Quintner, Cohen, and Bove argue that the common picture of trigger points as lesions in muscle and soft tissue, spelled out most formally in Gerwin 2004, is “flawed both in reasoning and in science,” and that treatments (e.g. massage, needling) based on that idea produces results “indistinguishable from the placebo effect.” They believe that all of the biological evidence put forward over the years (like Shah 2008) is critically flawed in one way or another, while other evidence leads elsewhere, and so the old picture of trigger points “remains conjecture in the face of conflicting data.” They also point out that the theory is inappropriately treated like an established fact by a great many people.

Not even these fierce critics of trigger points deny that people have pain that seems to come from their muscles. But if it’s not coming from the muscle, where is it coming from? They briefly discuss two other ideas of their own: inflamed nerve fibres, and referred pain and tenderness from deeper structures. They do not thoroughly explore or defend either idea.

Neuritis is undoubtedly worth investigating, but it requires us to believe that nerve axons are routinely inflamed for no apparent reason, which doesn’t seem much different than the theory it is supposed to replace. The evidence cited to support it is just as limited as the evidence for trigger points, if not more so (just a few papers, all from the authors themselves, or their research colleagues).

The proposal of “referred pain and tenderness” from deeper tissues with unspecified troubles and/or “altered central nociceptive mechanisms” is imprecise. We know that these mechanisms probably exist, but there is not a jot of evidence that they have anything to do with the subjective experience of “muscle pain.” This is just a proposal to look somewhere other than the integrated hypothesis.

This paper is an abridged version of a much more detailed argument laid out in a chapter of an extremely expensive textbook: see Quintner.

~ Paul Ingraham

original abstract Abstracts here may not perfectly match originals, for a variety of technical and practical reasons. Some abstacts are truncated for my purposes here, if they are particularly long-winded and unhelpful. I occasionally add clarifying notes. And I make some minor corrections.

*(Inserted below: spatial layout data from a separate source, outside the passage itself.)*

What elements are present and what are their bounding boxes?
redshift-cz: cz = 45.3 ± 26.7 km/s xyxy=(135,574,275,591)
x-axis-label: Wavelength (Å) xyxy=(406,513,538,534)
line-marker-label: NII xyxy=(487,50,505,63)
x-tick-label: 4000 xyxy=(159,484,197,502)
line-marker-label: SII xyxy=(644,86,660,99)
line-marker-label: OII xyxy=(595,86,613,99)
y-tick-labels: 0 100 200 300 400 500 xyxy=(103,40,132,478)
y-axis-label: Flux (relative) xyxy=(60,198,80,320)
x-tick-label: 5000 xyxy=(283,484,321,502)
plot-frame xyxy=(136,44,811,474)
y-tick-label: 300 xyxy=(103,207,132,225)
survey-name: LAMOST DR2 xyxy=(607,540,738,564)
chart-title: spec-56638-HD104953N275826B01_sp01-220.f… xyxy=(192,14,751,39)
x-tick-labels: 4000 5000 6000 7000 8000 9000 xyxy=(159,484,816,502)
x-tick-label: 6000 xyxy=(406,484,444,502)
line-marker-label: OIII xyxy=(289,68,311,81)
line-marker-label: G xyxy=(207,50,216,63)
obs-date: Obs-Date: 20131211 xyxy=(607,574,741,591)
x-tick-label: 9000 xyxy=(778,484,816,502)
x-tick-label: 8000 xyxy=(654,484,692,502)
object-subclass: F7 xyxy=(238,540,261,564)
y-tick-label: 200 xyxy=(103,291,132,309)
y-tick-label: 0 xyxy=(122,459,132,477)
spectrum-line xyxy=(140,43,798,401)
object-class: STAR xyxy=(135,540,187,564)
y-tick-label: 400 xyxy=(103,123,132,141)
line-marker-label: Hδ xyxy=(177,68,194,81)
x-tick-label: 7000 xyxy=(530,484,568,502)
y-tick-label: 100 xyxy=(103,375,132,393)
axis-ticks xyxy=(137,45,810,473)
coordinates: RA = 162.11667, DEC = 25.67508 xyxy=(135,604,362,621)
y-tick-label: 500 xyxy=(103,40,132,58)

The theory of myofascial pain syndrome (MPS) caused by trigger points (TrPs) seeks to explain the phenomena of muscle pain and tenderness in the absence of evidence for local nociception. Although it lacks external validity, many practitioners have uncritically accepted the diagnosis of MPS and its system of treatment. Furthermore, rheumatologists have implicated TrPs in the pathogenesis of chronic widespread pain (FM syndrome). We have critically examined the evidence for the existence of myofascial TrPs as putative pathological entities and for the vicious cycles that are said to maintain them. We find that both are inventions that have no scientific basis, whether from experimental approaches that interrogate the suspect tissue or empirical approaches that assess the outcome of treatments predicated on presumed pathology. Therefore, the theory of MPS caused by TrPs has been refuted. This is not to deny the existence of the clinical phenomena themselves, for which scientifically sound and logically plausible explanations based on known neurophysiological phenomena can be advanced.